O Is for Objective: The Facts and Figures
The Objective section is all about what you observe in the subjective section like vital signs, physical exam findings, test results—stuff that can be measured or seen. It’s not based on guesses or opinion but believes in hard data.
What goes in the Objective section:
- Vital signs – Temperature, BP, pulse, respiratory rate, SpO₂
- General appearance – Patient appears fatigued, In no acute distress
- Physical exam – Heart sounds, lung clarity, abdominal tenderness, etc.
- Lab results – Bloodwork, urinalysis, etc.
- Imaging – X-ray, MRI, CT findings
- Other diagnostics – EKG, spirometry, anything else that helps paint a picture
This section is important as this part backs up what the patient told you. For example, if someone says they’re short of breath but their pulse ox is 99% and lungs are clear then you’ve got some investigating to do.
A Is for Assessment: What’s the Diagnosis?
The Assessment section is your professional take on what’s going on. This is your diagnosis or differential diagnoses stage based on subjective and objective results. It can be specific like acute sinusitis or general, like rule out cardiac causes of chest pain.
What to include:
- Primary diagnosis – This is the main issue.
- Secondary diagnoses – Any other relevant conditions.
- Differential diagnosis – If you’re not 100% sure yet, list the possibilities.
- Progress note – Is the condition improving or not?
Try to be specific. Simple pain isn’t a diagnosis. Lumbar strain is. Also, include any relevant chronic conditions that might affect your treatment plan like diabetes or COPD.
P Is for Plan: What’s Next?
Finally, the last but important section comes. The planning stage describes any additional consultation or testing for the patient’s treatment. Are you prescribing something? Referring the patient to a specialist? Ordering more tests? Recommending follow-up in a week? This section should leave zero guesswork and also help providers in the future.
What to include in the Plan:
- Medications – New prescriptions, dosage, frequency
- Diagnostics – Labs, imaging, procedures
- Treatments – In-office interventions, wound care, etc.
- Referrals – To specialists, physical therapy, mental health, etc.
- Education – What the patient needs to know or do
- Follow-up – When and why they should return
Try to keep it clear as this part is also used in discharge instructions.

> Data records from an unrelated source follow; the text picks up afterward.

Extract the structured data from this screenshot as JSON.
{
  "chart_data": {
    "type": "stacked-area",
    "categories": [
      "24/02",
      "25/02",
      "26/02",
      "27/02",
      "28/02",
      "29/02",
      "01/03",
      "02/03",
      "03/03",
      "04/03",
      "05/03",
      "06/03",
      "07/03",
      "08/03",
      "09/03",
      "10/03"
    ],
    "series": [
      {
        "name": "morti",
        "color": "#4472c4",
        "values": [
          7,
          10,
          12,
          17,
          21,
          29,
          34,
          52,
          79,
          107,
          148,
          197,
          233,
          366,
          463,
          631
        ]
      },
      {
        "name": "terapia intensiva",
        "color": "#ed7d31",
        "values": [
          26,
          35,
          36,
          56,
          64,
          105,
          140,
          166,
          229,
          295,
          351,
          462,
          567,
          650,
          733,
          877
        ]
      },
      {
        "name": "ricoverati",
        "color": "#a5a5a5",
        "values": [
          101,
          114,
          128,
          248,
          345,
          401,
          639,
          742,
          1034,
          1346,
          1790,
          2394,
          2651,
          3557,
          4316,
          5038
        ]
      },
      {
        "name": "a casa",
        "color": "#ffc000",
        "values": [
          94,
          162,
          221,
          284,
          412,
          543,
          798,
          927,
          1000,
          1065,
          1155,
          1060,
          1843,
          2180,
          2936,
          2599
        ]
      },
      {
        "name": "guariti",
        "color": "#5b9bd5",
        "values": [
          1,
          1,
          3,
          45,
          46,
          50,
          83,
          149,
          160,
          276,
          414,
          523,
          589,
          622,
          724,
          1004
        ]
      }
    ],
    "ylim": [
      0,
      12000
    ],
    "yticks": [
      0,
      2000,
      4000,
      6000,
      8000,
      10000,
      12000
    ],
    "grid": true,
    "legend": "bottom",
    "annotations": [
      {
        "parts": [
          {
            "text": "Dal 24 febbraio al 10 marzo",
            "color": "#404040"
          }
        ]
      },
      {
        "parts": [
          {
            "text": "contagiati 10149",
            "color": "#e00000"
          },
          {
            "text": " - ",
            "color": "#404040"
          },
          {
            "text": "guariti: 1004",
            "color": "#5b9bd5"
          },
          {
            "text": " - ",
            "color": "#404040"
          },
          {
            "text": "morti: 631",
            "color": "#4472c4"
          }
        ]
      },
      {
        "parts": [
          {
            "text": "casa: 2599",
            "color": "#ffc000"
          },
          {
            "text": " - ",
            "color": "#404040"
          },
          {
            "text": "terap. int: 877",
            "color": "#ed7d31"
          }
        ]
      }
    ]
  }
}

Why SOAP Notes Matter (Beyond Just Good Documentation)
They improve clinical thinking
When a patient visit is broken into Subjective, Objective, Assessment, and Plan then this standardized framework helps providers to think systematically. They can evaluate patient status and create treatment plans accordingly. Improved patient outcomes, customized treatment plans, and more precise diagnoses are the result of the SOAP notes.
They promote continuity of care
If you have ever experienced reading someone else’s disorganized notes then you’ll realize that you are watching a movie starting from the middle and it is difficult to understand. But SOAP notes make every step clear and make it easier for another provider to pick up where you left off. It saves providers from adverse events, medical mistakes, and needless duplication of services by recording important information such as drug allergies, prior medical history, and treatment plans.
They support accurate billing
Medical billing and coding rely heavily on solid documentation. If it is not in this note then it didn’t happen—no matter how great your clinical care was. SOAP notes help justify medical necessity and support the right CPT and ICD-10 codes.
They offer legal protection
If something ever goes in the wrong direction, your documentation is your best defense. SOAP notes give a clear and chronological breakdown of your clinical thought process. Whether it is about malpractice claims or other legal problems relevant to patient care, SOAP notes act as a protective legal record tool.